Read more about the transport and storage of CO₂.

Well-targeted policies and a portfolio of measures can help ensure government efforts to support CCUS deployment are effective and successful in the long term. 

Governments should consider complementary policy measures, such as capital grants, regulatory levers, market-based frameworks, public procurement, low-carbon product incentives and tax credits to stimulate investment. A broad portfolio of policies, coupled with the inclusion of CCUS in national energy strategies, can help encourage the deployment of low-cost applications and stimulate investment in higher-cost applications.  

Governments have a range of different policies to select from to ensure widescale deployment. For example, feed-in tariffs and contracts-for-difference can encourage CCUS in the power sector, and public procurement programmes and carbon pricing can help make CCUS more competitive in the cement and steel sectors. In designing adequate support schemes for each energy sector, it will be critical for governments to ensure that CCUS is considered in the context of the relative feasibility and cost-effectiveness of other options. 

CO₂ transport and storage infrastructure must be ready prior to or, at least, alongside CO₂ capture projects in order to stay on track with net zero goals. CO₂ capture plants take between three and five years to build, while the assessment and development process for CO₂ storage can take much longer. If the pace of storage development falls behind the pace of capture development, as is currently the case, the risk of cross-chain default and project cancellation increases substantially. 

Governments can encourage the development of multi-user CO₂ transport networks and storage hubs with supportive policies and the coordination of authorisation, permitting and environmental review requirements. Policy makers will need to think about a host of regulatory considerations, such as whether open-access requirements should be put in place, how liability should be handled and what costs can be passed through to users of the shared infrastructure. Spatial planning should be used to prevent clashes between stakeholders with activities in the same geographic regions – for example spatial overlaps can occur with offshore wind, CO₂ storage and fisheries. They can also consider whether state-owned enterprises should have a role in developing such infrastructure or in conducting pre-competitive exploration for storage development.  

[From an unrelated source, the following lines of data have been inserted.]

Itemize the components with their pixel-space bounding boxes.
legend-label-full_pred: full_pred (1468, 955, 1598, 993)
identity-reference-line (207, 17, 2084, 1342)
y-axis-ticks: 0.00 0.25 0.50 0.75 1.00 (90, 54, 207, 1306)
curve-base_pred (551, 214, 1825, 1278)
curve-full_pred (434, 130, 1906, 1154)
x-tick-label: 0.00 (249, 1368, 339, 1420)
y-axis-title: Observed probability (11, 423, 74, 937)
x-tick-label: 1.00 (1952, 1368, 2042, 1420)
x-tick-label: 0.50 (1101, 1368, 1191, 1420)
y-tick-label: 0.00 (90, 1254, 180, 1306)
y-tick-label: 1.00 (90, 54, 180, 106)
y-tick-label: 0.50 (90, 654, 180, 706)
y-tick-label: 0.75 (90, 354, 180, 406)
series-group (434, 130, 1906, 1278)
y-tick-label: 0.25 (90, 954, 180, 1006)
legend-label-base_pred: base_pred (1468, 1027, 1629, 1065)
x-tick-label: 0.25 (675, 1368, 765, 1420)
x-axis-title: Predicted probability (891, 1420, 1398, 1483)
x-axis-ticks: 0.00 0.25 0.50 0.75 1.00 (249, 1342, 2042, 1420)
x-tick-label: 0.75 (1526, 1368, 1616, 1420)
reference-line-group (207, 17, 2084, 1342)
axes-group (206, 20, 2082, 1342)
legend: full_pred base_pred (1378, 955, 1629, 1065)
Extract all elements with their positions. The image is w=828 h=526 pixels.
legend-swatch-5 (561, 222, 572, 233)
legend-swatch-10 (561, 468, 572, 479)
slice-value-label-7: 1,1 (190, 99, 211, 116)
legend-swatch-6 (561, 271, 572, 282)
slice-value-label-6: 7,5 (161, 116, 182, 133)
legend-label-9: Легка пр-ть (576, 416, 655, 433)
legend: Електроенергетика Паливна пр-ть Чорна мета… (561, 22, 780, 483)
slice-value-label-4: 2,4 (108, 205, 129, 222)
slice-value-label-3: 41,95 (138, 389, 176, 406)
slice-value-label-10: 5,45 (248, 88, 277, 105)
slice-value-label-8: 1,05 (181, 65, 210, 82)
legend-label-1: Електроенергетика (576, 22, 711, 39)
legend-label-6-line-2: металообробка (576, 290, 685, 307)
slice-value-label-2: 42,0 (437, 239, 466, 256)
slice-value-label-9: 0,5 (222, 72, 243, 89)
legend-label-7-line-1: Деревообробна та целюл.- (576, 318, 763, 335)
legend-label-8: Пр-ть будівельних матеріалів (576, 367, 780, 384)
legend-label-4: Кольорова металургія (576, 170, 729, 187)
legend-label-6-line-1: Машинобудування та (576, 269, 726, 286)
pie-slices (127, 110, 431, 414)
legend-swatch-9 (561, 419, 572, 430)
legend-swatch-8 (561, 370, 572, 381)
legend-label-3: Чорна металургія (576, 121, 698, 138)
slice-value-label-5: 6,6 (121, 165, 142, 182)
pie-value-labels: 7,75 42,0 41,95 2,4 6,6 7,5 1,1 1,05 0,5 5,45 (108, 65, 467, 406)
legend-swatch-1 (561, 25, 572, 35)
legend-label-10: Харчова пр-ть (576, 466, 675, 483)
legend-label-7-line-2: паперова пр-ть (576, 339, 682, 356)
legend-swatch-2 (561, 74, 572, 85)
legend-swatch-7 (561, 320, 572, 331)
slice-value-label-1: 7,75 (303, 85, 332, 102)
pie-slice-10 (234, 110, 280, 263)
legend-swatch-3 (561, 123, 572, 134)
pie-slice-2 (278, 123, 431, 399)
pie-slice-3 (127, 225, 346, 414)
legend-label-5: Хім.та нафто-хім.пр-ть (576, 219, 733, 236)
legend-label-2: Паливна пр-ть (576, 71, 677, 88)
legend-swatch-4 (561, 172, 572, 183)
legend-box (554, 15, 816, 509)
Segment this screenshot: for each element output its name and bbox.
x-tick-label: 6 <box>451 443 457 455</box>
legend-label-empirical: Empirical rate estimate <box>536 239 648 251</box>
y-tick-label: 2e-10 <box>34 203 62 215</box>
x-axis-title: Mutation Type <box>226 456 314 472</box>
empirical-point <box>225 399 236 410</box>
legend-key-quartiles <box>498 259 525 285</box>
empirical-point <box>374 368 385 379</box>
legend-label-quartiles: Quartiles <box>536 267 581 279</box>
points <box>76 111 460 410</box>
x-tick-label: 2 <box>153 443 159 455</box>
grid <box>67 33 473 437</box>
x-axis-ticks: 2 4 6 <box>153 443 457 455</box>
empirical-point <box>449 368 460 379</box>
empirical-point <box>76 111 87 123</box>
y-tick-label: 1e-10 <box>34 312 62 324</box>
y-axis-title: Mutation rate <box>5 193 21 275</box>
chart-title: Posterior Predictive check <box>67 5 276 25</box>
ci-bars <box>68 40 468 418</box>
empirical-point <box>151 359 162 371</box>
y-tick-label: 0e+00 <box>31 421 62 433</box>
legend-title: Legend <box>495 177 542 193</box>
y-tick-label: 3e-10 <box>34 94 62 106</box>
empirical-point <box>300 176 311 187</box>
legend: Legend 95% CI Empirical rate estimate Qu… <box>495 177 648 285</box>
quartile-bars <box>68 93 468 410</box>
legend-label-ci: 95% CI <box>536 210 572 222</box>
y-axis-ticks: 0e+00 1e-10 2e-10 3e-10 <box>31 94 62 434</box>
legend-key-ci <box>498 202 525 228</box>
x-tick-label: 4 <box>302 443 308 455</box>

New business models and deployment approaches for CO₂ management are emerging and can facilitate rapid CCUS scale-up. These include:  

• A shift from building standalone full-chain CCUS projects with integrated transport and storage infrastructure to developing multi-user infrastructure. Such infrastructure can capitalise on the economies of scale present in both transport and storage infrastructure and can reduce commercial risk.  
• Developing "as-a-service" business models for CO₂ capture, transport and storage wherein each part of the chain is offered as third-party operated services. This can support the wider deployment of CCUS technologies by shifting capital costs to service providers, thereby allowing emitters to focus on their primary activity. Companies with CCUS-related intellectual property and/or expertise can also benefit from this business model as it may allow them to develop new business lines and revenue streams. 
• Exploiting new and existing options for CO₂ use to provide a revenue stream to CCUS facilities. However, the limited market size of CO₂ uses means dedicated storage should remain the primary focus of CCUS deployment to reach net zero.

R&D investment in emerging CCUS applications can ensure they become commercially deployed in key sectors, such as heavy industry (cement, steel and chemicals), CO₂ use for synthetic fuel production and carbon removal. While innovation can play a major role in reducing capture costs (which typically account for almost 75% of the total cost of CCUS), R&D efforts should not only focus on individual CCUS steps, but also on their successful integration. Innovation should extend beyond classic R&D to encourage the standardisation and modularisation of CCUS equipment in order to drive down costs and offer CCUS as a solution to smaller emitters.